Eles exerciam funções na cozinha e no atendimento ao público. Segundo a fiscalização, eles foram contratados com promessas que não se concretizaram e receberam valores inferiores aos combinados. Também cumpriam jornadas excessivas e não tinham os períodos regulares de descanso previstos na legislação.
Os três moravam em imóveis fornecidos pela empresa. O empregador arcava com aluguel, água e energia elétrica, mas uma das residências apresentava condições precárias de conservação e segurança. A fiscalização também encontrou câmeras instaladas dentro dos alojamentos.
Conforme os relatos apresentados aos fiscais, os trabalhadores eram monitorados pelas câmeras inclusive durante os períodos de descanso.
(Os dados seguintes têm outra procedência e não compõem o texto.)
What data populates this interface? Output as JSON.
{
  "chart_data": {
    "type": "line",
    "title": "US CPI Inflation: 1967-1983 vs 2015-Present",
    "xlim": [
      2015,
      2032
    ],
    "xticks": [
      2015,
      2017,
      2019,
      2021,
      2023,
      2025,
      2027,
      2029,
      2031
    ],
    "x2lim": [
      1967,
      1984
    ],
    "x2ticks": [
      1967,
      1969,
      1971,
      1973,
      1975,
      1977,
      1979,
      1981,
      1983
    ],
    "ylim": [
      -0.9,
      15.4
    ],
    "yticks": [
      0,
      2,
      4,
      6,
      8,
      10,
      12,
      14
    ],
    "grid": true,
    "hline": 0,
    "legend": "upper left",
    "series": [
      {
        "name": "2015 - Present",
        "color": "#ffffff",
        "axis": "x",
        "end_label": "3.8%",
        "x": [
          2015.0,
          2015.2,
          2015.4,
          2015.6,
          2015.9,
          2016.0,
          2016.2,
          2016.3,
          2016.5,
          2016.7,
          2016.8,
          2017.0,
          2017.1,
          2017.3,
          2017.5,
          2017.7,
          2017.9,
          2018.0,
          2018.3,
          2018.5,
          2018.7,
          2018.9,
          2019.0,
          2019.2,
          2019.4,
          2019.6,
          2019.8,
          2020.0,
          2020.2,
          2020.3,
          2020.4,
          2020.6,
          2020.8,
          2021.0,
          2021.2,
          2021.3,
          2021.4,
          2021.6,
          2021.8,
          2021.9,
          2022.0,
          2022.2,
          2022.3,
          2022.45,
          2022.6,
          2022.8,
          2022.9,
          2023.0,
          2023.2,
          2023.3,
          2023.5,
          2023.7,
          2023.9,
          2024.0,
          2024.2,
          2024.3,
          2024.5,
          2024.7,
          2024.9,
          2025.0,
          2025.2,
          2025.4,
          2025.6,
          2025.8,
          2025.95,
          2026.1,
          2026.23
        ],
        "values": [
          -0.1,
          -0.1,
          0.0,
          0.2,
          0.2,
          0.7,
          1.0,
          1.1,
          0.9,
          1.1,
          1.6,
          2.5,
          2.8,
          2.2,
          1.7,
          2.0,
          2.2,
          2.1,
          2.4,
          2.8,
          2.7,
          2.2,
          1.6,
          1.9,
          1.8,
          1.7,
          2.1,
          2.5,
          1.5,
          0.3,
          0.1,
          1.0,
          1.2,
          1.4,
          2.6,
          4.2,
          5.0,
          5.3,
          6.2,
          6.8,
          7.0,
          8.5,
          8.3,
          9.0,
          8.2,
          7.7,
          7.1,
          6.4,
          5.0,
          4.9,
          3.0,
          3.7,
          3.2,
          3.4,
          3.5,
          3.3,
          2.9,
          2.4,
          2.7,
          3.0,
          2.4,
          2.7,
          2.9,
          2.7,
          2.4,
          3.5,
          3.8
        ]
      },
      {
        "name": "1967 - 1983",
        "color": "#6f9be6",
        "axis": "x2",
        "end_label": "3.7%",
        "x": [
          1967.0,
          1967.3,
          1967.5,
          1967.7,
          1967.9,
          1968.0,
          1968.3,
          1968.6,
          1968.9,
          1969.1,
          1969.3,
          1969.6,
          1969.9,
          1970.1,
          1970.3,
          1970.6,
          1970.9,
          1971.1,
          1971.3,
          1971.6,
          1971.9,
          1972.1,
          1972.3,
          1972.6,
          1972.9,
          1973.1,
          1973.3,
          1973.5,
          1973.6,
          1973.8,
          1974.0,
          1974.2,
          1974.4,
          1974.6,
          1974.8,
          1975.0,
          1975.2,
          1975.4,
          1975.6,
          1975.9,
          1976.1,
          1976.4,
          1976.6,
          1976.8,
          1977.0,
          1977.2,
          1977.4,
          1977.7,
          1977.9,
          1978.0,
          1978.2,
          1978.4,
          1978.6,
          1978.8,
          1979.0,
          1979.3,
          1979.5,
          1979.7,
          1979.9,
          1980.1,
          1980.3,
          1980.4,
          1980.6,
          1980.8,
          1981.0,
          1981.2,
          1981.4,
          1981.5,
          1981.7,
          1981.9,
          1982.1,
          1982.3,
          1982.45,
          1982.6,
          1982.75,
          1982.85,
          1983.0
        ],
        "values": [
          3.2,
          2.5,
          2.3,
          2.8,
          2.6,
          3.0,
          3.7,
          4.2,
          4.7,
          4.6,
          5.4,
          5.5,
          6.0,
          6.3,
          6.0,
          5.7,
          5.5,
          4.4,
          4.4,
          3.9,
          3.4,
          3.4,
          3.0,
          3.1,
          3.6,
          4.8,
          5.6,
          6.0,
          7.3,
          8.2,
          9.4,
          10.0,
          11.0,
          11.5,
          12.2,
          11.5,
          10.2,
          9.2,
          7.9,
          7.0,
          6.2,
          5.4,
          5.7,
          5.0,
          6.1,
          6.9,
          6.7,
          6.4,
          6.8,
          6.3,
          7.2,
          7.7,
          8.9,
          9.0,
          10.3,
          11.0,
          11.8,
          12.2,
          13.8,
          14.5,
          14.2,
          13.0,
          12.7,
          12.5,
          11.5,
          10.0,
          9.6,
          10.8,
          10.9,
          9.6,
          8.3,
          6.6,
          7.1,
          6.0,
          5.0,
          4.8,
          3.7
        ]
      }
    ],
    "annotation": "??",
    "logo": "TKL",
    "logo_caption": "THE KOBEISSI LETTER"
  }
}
Diante do conjunto de irregularidades, a força-tarefa caracterizou a situação como trabalho em condição análoga à escravidão.
Os funcionários foram retirados dos alojamentos no mesmo dia e encaminhados para um hotel, com as despesas pagas pelo empregador. Em audiência à noite, o responsável pelo estabelecimento se comprometeu a quitar as verbas rescisórias. Parte do valor foi paga imediatamente e o restante, nos dias seguintes. O cumprimento do acordo passou a ser acompanhado pelo MPT.
Denúncias em outros municípios
Além do caso de Lajeado, as equipes da Operação Resgate VI apuraram denúncias em outros municípios do Vale do Taquari. Foram realizadas diligências em Coqueiro Baixo, Putinga, Roca Sales e Taquari.
No RS, quatro equipes, cada uma integrada por um procurador do trabalho, investigaram denúncias em 17 municípios. Ao todo, 15 trabalhadores foram resgatados no Estado durante a operação.
As fiscalizações atingiram principalmente atividades rurais, com foco na criação de animais. Também foram vistoriadas plantações de melancia e fumo, carvoaria, restaurantes, casas noturnas, canteiros de obras públicas, pedreiras e uma empresa de montagem de embalagens.
Em todo o país, a Operação Resgate VI resultou no resgate de 479 trabalhadores em 231 ações fiscais realizadas entre 1º e 31 de agosto. A maior parte das fiscalizações ocorreu no meio rural, responsável por 57,5% das ações e 292 resgates. No meio urbano, foram 178 trabalhadores resgatados.